22 de outubro de 2020

Jundiaí /SP

Experiência Missionária

 

Confira o testemunhos dos seminaristas diocesanos Eduardo e Wellington, que estão em estágio pastoral, na Diocese de Roraima.

“Estamos em terras roraimenses há quase 3 meses, nesse período foi possível perceber, adaptar, conhecer e abrir mão de muitas coisas a fim de entrar em um caminho de evangelização. Quando Jesus Ressuscitado apareceu novamente aos discípulos e deu um mandato missionário claro: ir pelo mundo anunciado a todos os povos (Cf. Mc 16,15), os discípulos com grande êxito partiram anunciando após o Pentecostes, até encontrarem Pedro fazendo um longo e belo discurso em Jerusalém após curar um paralítico na porta do Templo (At 3,12-26).

Ao vermos os exemplos de Pedro, Tiago, André, Paulo, João anunciando somos tomados de grande desejo de ser também um anunciador, e quando surge a oportunidade de ser um missionário parece que nosso desejo será concretizado.

Ao chegarmos na realidade missionária, de cara percebemos que é um povo como o de Atenas, quando São Paulo anuncia e ninguém dá atenção ao anúncio dele (At 17,22-31). Aqui muitíssimas pessoas preferem viver livres, sem a Igreja ou Deus chancelando sobre sua conduta. Preferem os lotes, os banhos de rio do que a Igreja viver a alegria do Ressuscitado e rezar em comunidade. Da minoria que frequenta nossas comunidades, vemos que se faz necessário uma adaptação daquilo que somos e fazemos sem perder de vista o anúncio que fazemos.

Quando chegamos, pensamos em fazer como fazemos aí no sul do país, achamos que o povo possuí alguma iniciação na fé, então poderíamos pensar em formar e ensinar as áreas teológicas, por exemplo. Precipitado esse pensamento.
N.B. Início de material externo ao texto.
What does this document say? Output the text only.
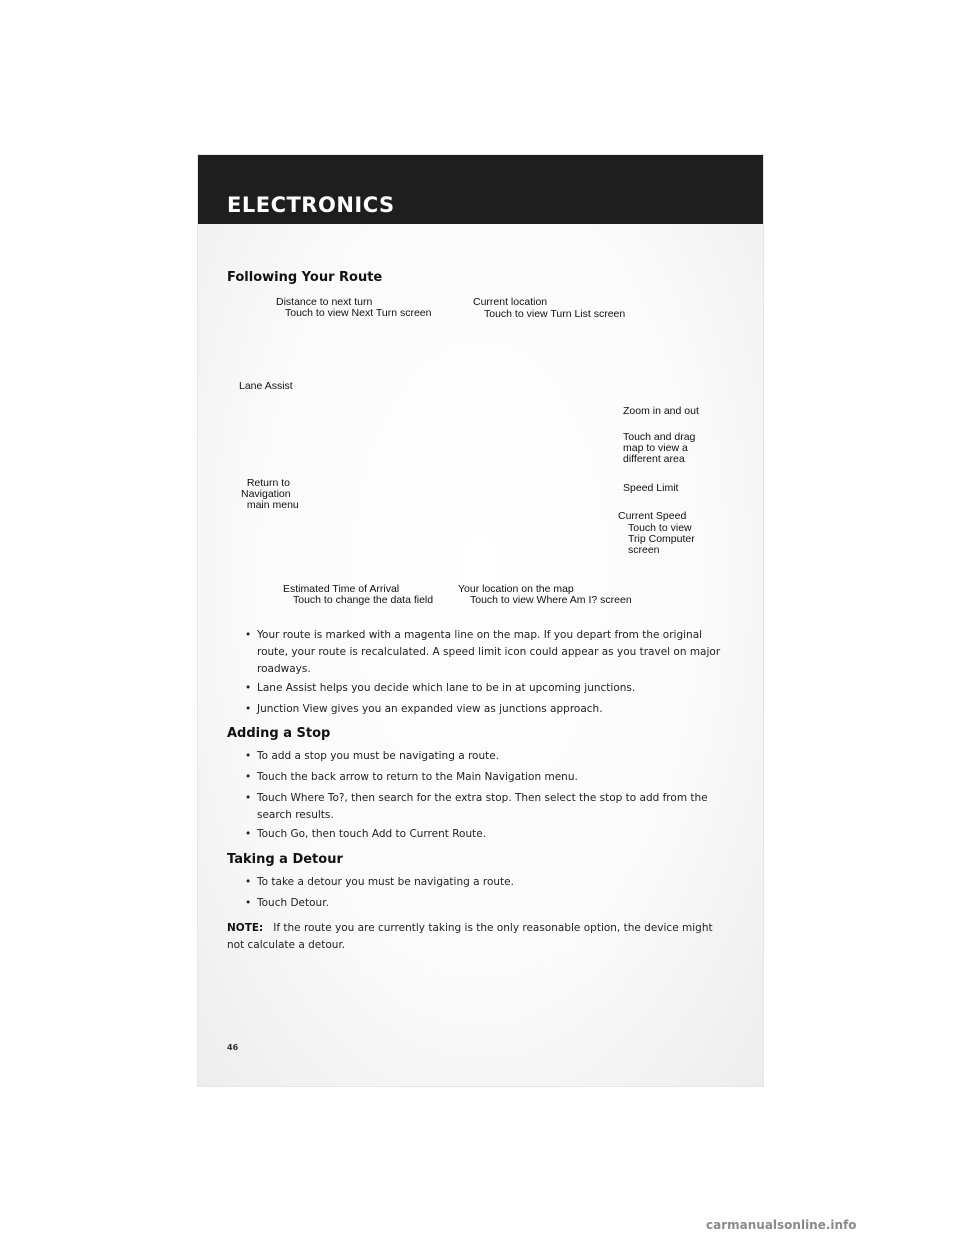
ELECTRONICS
Following Your Route
Distance to next turn
Touch to view Next Turn screen
Current location
Touch to view Turn List screen
Lane Assist
Zoom in and out
Touch and drag
map to view a
different area
Return to
Navigation
main menu
Speed Limit
Current Speed
Touch to view
Trip Computer
screen
Estimated Time of Arrival
Touch to change the data field
Your location on the map
Touch to view Where Am I? screen
• Your route is marked with a magenta line on the map. If you depart from the original route, your route is recalculated. A speed limit icon could appear as you travel on major roadways.
• Lane Assist helps you decide which lane to be in at upcoming junctions.
• Junction View gives you an expanded view as junctions approach.
Adding a Stop
• To add a stop you must be navigating a route.
• Touch the back arrow to return to the Main Navigation menu.
• Touch Where To?, then search for the extra stop. Then select the stop to add from the search results.
• Touch Go, then touch Add to Current Route.
Taking a Detour
• To take a detour you must be navigating a route.
• Touch Detour.
NOTE: If the route you are currently taking is the only reasonable option, the device might not calculate a detour.
46
carmanualsonline.info
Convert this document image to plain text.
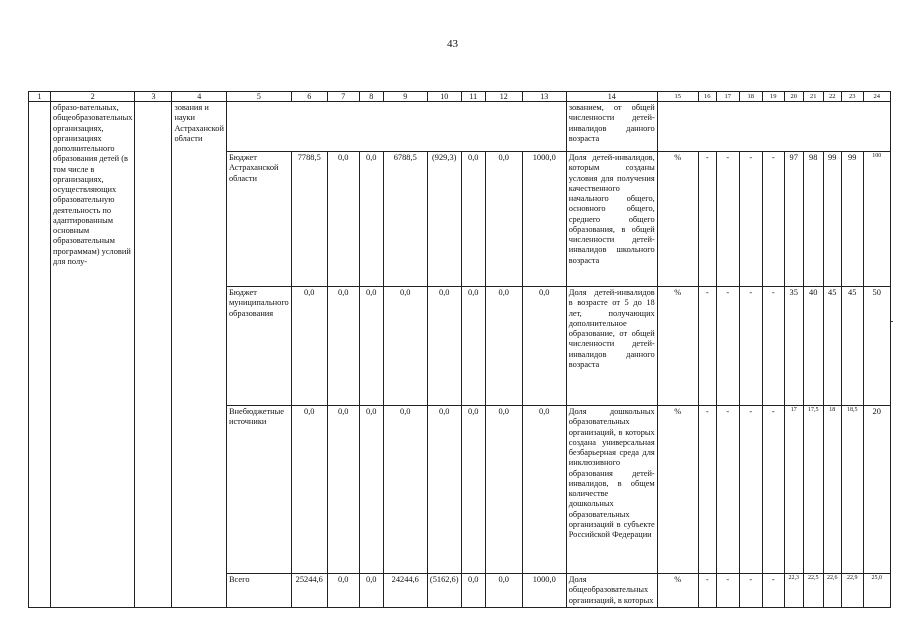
43
-
1	2	3	4	5	6	7	8	9	10	11	12	13	14	15	16	17	18	19	20	21	22	23	24
	образо-вательных, общеобразовательных организациях, организациях дополнительного образования детей (в том числе в организациях, осуществляющих образовательную деятельность по адаптированным основным образовательным программам) условий для полу-		зования и науки Астраханской области										зованием, от общей численности детей-инвалидов данного возраста										
				Бюджет Астраханской области	7788,5	0,0	0,0	6788,5	(929,3)	0,0	0,0	1000,0	Доля детей-инвалидов, которым созданы условия для получения качественного начального общего, основного общего, среднего общего образования, в общей численности детей-инвалидов школьного возраста	%	-	-	-	-	97	98	99	99	100
				Бюджет муниципального образования	0,0	0,0	0,0	0,0	0,0	0,0	0,0	0,0	Доля детей-инвалидов в возрасте от 5 до 18 лет, получающих дополнительное образование, от общей численности детей-инвалидов данного возраста	%	-	-	-	-	35	40	45	45	50
				Внебюджетные источники	0,0	0,0	0,0	0,0	0,0	0,0	0,0	0,0	Доля дошкольных образовательных организаций, в которых создана универсальная безбарьерная среда для инклюзивного образования детей-инвалидов, в общем количестве дошкольных образовательных организаций в субъекте Российской Федерации	%	-	-	-	-	17	17,5	18	18,5	20
				Всего	25244,6	0,0	0,0	24244,6	(5162,6)	0,0	0,0	1000,0	Доля общеобразовательных организаций, в которых	%	-	-	-	-	22,3	22,5	22,6	22,9	25,0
Seguindo a metáfora paulina, a fé deste povo onde estamos é uma fé que ainda não pode receber alimentos sólidos (Cf. 1Cor 3,2). Assim, surge a adaptação da nossa conduta para trilharmos um caminho de evangelização primordialmente querigmático.

Interessante que nesse pouco tempo, conhecemos muitas pessoas, e iniciamos processos de evangelização com catequistas, grupos de jovens, equipes de liturgia, e até começamos a pensar uma catequese bíblica com o povo, o advento do Covid-19, como em todo o mundo, barrou nossas atividades. Por enquanto, seguimos com nossas formações via whatsApp, temos conseguido nos aproximar mais de nossos paroquianos e continuar a Evangelização. Claro que esse não é a maneira mais eficaz de ser presença, mas, é essa a maneira que Deus nos iluminou para não pararmos de vez com nossas atividades.

Chegamos teoricamente no meio de nosso período missionário, e uma das coisas que já podemos constatar que não voltaremos como viemos. Pode parecer clichê, uma frase pronta, mas reflete verdadeiramente aquilo que uma experiência missionária produz no coração do ser humano. Abrir mão de algumas convicções pode parecer absurdo na sociedade moderna em que cada um tem sua opinião ilibada e essa não pode ser maculada, mas é justamente o que mais temos que fazer para nos encontrar com Jesus, com o outro e conosco mesmo. De fato, gostaria que a missão fosse de diversas formas, mas não é como o planejamos. Culparemos alguém por isso? Claro que não, pois o tempo e a atuação da graça de Deus em nós nos auxilia a reorganizar as estruturas e as nossas convicções.

Assim sendo, temos mais alguns meses nessas terras do extremo-norte do Brasil. Seguimos daqui rezando todos os dias pedindo a Deus para que sejamos dóceis a vontade Dele que sempre tem uma palavra de ânimo e encorajamento para nos mantermos firmes onde Ele nos colocou. E mais lindo saber que com pouco tempo, lançamos sementes e deixemos que outros venham e colham daquele pouco que lançamos (Cf. Jo 4,36-37). E vivendo a unidade, ano após ano, missão após missão, essa comunidade de fé vai sendo estruturada e rica forças para manifestar que Jesus Cristo é o Senhor de todas as coisas”.